Повесть была простая: маленькая рыбка, в представлении Аркадия – уклейка, попросила Ману спасти её от хищников, Ману посадил её в кувшин, она выросла и попросила пересадить её в пруд, выросла и из пруда, попросила пересадить в Гангу, выросла и из Ганги и попросила отнести её в океан. Ману выпустил рыбу в океан, она, улыбаясь, сказала ему: «Ты сделал все, чтобы спасти меня! Слушай же, как тебе поступить, когда настанет твой час. Скоро всему придет конец: потоп, батенька, сооружай-ка крепкую лодку и садись в неё сам-семь с братанами-мудрецами. Спасу, не сомневайся». Так и вышло. Все потопные сказки, похоже, списывали потом с этой повести о Рыбе, и Аркадию было приятно, что предмет его, рыбака с пелёнок, страсти – рыба! – выступила в оригинале спасителем человечества. Рыба, а не какие-то новобоги. Он понимал старика Ману: «И, хотя рыба была огромна, эта ноша была желанной для сердца Ману; прикосновение к рыбе и ее запах были ему приятны». Вот, вот откуда и в нём этот рыбацкий трепет – от первочеловека! К тому же эта фраза, так похожая на пророчество о событии, тайно ожидаемом ими в самом ближайшем будущем, именно в эту совхозную командировку: садись в крепкую лодку сам-семь с братанами – спасу.
А откуда взялась, спросите вы, «Махабхарата» в жизни рядового физика, рыбака и пьяницы? Из анекдота, из шутки, как, впрочем, и многое в нашей жизни. Плюс, конечно, случай. Семён подарил. Сначала пошутил, а потом подарил. Смеха ради. Купил в лыткаринской пивнушке, на рынке – нестарый ещё алкаш толкался с авоськой, набитой книгами, предлагая любую за полтинник, за две кружки. Пивная была на территории самой читающей страны в мире неким анклавом, не до книг – не вытолкнули бы из очереди, успеть бы захватить пустую кружку или просунуть знакомому, что ближе к крану, свою банку, занять бы место у стойки… ну, правда – не до книг. А Семёна что-то толкнуло. Пока Африка бился в очереди, он в авоське покопался: потрёпанный Купер, чуть посвежее Драйзер, нечитанный, но уже пожелтевший Фадеев, подарочный Пушкин, задержался, хибакуся, на Колесникове – «Изотопы для Алтунина», чуть было, из-за изотопов, не купил, хорошо, полтинник в кулаке просигналил «ерунда!», и тут только обратил внимание на совершенно новую толстенную книгу голубого, ближе к серому цвету с названием абракадабровскими буквами. «Это что?» Алкаш, пожав плечами, вытащил книгу из сетки. Сверху было название по-русски: «Махабхарата. Лесная книга» и в скобках «(араньякапарва)». «Толстая, – попробовал набивать цену алкаш, но тут же спохватился и, наоборот, сбавил, – возьми за кружку!». «Вот тебе и санскрит» – подумал Семён и, конечно, взял. А причём тут, опять спросите вы, санскрит? Совершенно ни при чём. Аркадий про санскрит первый раз услышал только на другой день после того, как весь ядерный отдел уже знал, что он знаток этого древнего языка.

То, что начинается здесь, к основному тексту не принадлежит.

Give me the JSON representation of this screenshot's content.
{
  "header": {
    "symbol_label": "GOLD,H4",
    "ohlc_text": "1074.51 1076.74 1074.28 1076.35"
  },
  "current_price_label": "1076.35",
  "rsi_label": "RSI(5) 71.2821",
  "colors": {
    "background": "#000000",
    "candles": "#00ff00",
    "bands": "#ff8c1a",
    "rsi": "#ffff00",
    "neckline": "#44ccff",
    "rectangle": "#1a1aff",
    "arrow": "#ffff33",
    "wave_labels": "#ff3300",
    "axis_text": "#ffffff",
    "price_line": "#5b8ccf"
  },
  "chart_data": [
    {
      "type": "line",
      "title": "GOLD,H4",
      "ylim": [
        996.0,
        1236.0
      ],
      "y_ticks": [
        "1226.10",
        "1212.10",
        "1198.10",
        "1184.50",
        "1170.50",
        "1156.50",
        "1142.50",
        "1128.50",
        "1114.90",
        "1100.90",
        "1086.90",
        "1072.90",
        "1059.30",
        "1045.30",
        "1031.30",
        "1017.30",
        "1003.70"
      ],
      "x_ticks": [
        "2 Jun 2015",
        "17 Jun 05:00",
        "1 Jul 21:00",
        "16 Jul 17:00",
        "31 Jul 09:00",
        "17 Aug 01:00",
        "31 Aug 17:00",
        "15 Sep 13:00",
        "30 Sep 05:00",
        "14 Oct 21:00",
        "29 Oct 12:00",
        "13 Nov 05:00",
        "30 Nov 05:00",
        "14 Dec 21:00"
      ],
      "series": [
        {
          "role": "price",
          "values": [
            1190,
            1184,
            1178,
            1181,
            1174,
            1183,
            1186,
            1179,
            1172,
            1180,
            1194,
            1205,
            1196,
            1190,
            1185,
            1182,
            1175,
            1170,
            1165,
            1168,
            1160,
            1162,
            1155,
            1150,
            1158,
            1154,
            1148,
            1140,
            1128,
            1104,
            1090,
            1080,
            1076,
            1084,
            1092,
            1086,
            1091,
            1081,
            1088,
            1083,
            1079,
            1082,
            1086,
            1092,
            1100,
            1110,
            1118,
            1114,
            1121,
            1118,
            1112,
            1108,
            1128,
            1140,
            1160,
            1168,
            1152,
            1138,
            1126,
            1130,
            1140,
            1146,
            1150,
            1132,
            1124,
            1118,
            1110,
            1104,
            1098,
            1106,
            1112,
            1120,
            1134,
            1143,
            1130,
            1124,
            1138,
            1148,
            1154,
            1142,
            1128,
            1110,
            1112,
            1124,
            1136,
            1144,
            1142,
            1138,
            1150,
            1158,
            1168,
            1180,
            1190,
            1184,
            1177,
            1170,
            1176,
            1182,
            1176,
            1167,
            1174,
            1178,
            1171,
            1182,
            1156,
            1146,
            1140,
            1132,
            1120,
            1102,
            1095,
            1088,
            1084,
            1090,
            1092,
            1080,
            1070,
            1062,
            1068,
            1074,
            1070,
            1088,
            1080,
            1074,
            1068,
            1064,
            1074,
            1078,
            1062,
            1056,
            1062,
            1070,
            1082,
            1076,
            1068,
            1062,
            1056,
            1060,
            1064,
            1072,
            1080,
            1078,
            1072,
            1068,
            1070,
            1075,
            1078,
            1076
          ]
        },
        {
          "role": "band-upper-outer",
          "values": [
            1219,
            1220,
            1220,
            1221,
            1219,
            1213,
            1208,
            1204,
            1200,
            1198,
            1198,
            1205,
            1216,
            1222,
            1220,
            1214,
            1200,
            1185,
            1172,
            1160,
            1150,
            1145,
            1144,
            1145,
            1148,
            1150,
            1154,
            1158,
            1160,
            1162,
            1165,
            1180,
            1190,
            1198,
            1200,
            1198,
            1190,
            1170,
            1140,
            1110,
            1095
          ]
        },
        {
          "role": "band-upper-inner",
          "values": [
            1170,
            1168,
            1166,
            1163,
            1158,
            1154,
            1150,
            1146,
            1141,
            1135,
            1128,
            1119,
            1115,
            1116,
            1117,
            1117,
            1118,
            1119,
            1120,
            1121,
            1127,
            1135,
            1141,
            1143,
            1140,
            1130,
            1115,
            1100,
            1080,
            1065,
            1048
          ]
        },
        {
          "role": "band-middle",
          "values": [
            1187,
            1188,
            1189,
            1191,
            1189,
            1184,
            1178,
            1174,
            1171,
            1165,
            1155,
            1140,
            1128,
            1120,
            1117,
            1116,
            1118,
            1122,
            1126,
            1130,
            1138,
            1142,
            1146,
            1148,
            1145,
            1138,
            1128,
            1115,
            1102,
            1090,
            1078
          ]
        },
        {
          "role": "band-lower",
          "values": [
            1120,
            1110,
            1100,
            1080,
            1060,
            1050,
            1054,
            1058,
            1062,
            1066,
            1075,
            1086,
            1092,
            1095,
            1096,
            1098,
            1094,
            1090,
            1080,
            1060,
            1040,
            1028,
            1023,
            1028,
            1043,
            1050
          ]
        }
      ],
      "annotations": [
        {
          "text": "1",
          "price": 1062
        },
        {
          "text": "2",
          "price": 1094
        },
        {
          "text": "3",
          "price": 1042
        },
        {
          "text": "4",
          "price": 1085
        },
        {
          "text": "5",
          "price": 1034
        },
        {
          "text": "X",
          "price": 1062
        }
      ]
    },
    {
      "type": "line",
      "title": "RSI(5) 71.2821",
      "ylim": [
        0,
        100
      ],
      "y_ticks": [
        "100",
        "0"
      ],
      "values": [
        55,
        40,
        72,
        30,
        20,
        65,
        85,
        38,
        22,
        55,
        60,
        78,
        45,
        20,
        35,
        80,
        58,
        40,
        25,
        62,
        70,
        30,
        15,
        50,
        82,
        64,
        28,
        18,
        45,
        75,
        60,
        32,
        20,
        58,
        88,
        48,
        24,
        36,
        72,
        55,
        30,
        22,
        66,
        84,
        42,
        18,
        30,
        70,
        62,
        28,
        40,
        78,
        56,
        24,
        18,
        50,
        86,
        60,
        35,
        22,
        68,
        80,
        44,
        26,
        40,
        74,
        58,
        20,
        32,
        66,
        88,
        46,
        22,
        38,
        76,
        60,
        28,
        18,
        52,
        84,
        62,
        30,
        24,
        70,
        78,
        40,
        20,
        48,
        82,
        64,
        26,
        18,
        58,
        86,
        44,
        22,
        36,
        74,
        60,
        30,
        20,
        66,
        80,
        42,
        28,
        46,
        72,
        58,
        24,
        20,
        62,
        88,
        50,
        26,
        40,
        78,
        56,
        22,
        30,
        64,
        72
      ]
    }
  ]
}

За год до пивного книготорговца, точно в этот же день тринадцатого мая пришёл Семён в пультовую РИУСа с соточкой ректификата похмелить друга после дня рождения, а друга, хоть и было уже начало одиннадцатого, не застал – за пультом ускорителя вместо него сидел и жал кнопку – «пять, четыре, три, два, один, пуск!» – начальник Орликов, сам первый день после трёхнедельного запоя и трехдневной капельницы в «трёшке», то есть в самой гадкой фазе нравоучительства. Аркадий ввалился буквально минутой позже, его трясло, а при виде явившегося с другой стороны листа Мебиуса начальника– Орликова из запоя раньше двадцатых чисел не ждали – его и вовсе заколотило. Орликов дал Аркадию лист бумаги: «Не умеешь пить, Валерка, пиши теперь объяснительную!» Аркадий даже в таком состоянии понял, во-первых, что кварталка плачет, а во-вторых, что апеллировать: «Михал Васильич, помилуй, сам же только оттуда» – бессмысленно, это был другой уже Орликов. Сел писать, но не так-то это было просто, ни рука, ни голова не слушались. «Чего писать-то?». – «Объясни, где был эти два часа». – «Это ж не две недели», – пытался взбрыкнуть, осадили: «За себя, за себя отвечать надо!» – «Так чего писать-то?» – «Правду!» Честнейший Аркадий правду понимал по-своему. Почерк у Аркадия и так-то больше походил на кодировку, а уж сейчас рука выделывала такой степ, что Орликов долго пытался прочитать зашифрованное: «…во избежание затопления шести нижних этажей вынужден был дожидаться сантехника и находиться при нём до полного устранения неисправности», и, так и не сумев разобрать ни слова, спросил: «На каком это языке?» И вот тут начитанный – в обоих смыслах – Семен пошутил: «Санскрит, должно быть…» С кварталки сняли 10%, но начальнику отдела Зотову шутка понравилась, он с той поры все пьяные объяснительные с ломаным почерком называл «санскритками», Аркадий же, как автор первоисточника, стал шутейно главным санскритологом.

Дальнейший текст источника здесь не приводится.